Wer auf der epochalen Hauptversammlung (HV) der Deutschen Bank am Donnerstag Dampf ablassen, Fragen stellen, Anträge begründen oder sogar Lob loswerden wollte - und all das wollten viele -, der musste sich beeilen: Erst fünf, dann drei, dann zwei Minuten Redezeit gestand der Aufsichtsratsvorsitzende Clemens Börsig den mehr als 70 Aktionären und Aktionärssprechern, die sich zu Wort gemeldet hatten, zu.

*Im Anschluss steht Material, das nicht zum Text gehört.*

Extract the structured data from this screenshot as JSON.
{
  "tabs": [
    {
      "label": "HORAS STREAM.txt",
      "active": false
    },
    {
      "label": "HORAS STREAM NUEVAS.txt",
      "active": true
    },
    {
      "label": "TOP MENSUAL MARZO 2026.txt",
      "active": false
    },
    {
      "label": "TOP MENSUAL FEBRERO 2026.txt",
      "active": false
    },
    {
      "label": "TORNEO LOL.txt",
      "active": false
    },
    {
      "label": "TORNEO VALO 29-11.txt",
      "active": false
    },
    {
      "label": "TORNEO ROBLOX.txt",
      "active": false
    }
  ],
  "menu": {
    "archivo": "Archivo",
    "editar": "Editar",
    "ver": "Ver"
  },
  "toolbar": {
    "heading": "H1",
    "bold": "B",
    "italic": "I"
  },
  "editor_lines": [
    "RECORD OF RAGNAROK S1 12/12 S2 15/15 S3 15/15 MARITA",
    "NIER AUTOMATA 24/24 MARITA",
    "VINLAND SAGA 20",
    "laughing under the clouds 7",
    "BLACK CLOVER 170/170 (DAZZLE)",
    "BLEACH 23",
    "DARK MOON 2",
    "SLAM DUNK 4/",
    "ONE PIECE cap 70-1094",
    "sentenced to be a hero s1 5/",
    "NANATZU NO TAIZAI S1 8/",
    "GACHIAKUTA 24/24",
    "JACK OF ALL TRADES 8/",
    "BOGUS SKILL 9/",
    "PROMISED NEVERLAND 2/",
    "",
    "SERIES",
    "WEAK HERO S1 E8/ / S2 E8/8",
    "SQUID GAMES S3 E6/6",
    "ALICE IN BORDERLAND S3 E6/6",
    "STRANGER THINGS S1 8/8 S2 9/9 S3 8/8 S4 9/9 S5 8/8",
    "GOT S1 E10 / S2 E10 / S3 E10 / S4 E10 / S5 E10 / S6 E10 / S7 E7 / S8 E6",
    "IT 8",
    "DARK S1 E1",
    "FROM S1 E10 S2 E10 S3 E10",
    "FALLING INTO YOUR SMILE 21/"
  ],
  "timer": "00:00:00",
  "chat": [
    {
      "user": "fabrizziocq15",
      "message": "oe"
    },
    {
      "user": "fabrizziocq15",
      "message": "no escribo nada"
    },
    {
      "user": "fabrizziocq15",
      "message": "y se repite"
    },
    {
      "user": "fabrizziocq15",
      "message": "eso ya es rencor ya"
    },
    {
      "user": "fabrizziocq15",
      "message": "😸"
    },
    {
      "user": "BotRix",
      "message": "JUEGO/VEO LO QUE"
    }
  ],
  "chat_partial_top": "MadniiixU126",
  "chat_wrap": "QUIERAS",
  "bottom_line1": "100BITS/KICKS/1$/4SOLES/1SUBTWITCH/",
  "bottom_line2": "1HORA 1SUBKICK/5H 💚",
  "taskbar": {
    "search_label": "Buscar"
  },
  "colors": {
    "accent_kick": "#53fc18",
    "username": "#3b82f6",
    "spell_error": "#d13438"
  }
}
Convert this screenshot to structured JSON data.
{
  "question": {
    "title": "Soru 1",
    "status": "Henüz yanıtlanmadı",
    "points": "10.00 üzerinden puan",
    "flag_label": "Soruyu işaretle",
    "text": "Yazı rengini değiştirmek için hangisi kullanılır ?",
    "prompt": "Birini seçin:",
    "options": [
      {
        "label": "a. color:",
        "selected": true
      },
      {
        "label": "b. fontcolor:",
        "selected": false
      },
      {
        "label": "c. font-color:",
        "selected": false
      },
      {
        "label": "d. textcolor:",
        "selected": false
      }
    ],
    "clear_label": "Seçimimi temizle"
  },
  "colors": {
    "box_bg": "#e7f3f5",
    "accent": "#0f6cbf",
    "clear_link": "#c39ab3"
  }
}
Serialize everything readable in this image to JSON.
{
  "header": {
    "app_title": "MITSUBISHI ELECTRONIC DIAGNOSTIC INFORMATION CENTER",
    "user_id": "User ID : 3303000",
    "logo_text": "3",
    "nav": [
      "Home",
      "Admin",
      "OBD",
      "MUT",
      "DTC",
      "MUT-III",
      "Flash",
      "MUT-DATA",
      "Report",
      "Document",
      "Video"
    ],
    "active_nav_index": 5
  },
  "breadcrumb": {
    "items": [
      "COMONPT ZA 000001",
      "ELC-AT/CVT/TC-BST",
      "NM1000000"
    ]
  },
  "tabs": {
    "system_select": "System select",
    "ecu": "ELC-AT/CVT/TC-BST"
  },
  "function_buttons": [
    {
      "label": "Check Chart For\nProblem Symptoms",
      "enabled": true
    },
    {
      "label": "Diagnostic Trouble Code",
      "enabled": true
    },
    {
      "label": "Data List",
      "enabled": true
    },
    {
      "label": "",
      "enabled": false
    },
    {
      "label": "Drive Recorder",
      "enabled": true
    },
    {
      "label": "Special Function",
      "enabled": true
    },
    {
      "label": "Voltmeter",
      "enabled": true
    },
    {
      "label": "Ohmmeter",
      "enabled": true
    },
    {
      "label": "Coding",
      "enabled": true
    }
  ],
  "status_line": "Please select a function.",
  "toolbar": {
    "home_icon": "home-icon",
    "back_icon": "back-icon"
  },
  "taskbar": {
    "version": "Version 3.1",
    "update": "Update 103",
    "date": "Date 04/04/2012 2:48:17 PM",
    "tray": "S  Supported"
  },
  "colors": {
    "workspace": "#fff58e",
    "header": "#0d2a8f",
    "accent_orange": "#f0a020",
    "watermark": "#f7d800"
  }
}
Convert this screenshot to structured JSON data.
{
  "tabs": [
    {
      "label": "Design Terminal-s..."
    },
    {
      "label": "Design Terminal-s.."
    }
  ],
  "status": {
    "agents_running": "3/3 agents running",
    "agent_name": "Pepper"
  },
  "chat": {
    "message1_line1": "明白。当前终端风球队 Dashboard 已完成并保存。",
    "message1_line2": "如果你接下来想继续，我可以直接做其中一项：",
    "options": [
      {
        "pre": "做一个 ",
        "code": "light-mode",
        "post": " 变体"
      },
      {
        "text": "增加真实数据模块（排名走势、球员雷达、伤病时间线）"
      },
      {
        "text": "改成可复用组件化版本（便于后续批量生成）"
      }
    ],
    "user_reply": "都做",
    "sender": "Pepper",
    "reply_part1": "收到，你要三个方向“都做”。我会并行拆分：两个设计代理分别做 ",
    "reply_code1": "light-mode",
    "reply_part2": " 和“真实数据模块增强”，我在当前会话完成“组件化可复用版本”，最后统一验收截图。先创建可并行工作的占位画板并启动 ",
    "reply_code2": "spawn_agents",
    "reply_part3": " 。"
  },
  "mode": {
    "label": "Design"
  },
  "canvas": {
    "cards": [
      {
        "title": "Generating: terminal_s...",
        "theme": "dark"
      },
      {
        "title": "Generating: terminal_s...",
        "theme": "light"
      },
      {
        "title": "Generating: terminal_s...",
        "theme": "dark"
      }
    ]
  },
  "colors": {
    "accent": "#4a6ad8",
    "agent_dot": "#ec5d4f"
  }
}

Das kam dann exemplarisch etwa so rüber: Für die Leistung des scheidenden Vorstandsvorsitzenden in den vergangenen zehn Jahren gab es exakt vier Worte: "Herr Ackermann, vielen Dank." Was folgte, waren Kritik - hier zumeist an den evidenten Defiziten in Sachen Corporate Governance und wegen der vielen Rechtshändel - und ein paar Fragen dazu, alles vorgetragen im Staccatissimo. Die Masse der Versammlung versteht kein Wort. Selbst professionelle Stenografen hätten Mühe, dem Diskurs, der natürlich längst keiner mehr ist, zu folgen. Da bewegen sich die Organe der Aktiengesellschaft ausgerechnet an deren, wie Ackermann eingangs betonte, "wichtigstem Tag im Jahreskalender" hart an der Grenze zur Lächerlichkeit. Ist das noch Aktionärsdemokratie? Es traten ja nicht in erster Linie Chaoten und/oder Wichtigtuer auf, die nur auf Angriffspunkte aus sind, um neue Klagelawinen lostreten zu können. Diese Spezies gibt es bekanntlich auch, und nicht zuletzt sie verursacht die eine oder andere Verzögerung. Aber bei sehr vielen Rednern waren doch das Anliegen, sich ernsthaft mit Sachthemen ihrer Gesellschaft auseinanderzusetzen, und ein begründetes Interesse, mögliche Fehlentwicklungen zu hinterfragen, erkennbar. Bei allem Verständnis für den Wunsch der Verwaltung, die HV in angemessener Zeit über die Bühne zu bringen: Vorstand und Aufsichtsrat sollten Leuten, die beispielsweise immerhin 1% des Kapitals vertreten, schon etwas länger zuhören müssen und auch wollen als zwei Minuten.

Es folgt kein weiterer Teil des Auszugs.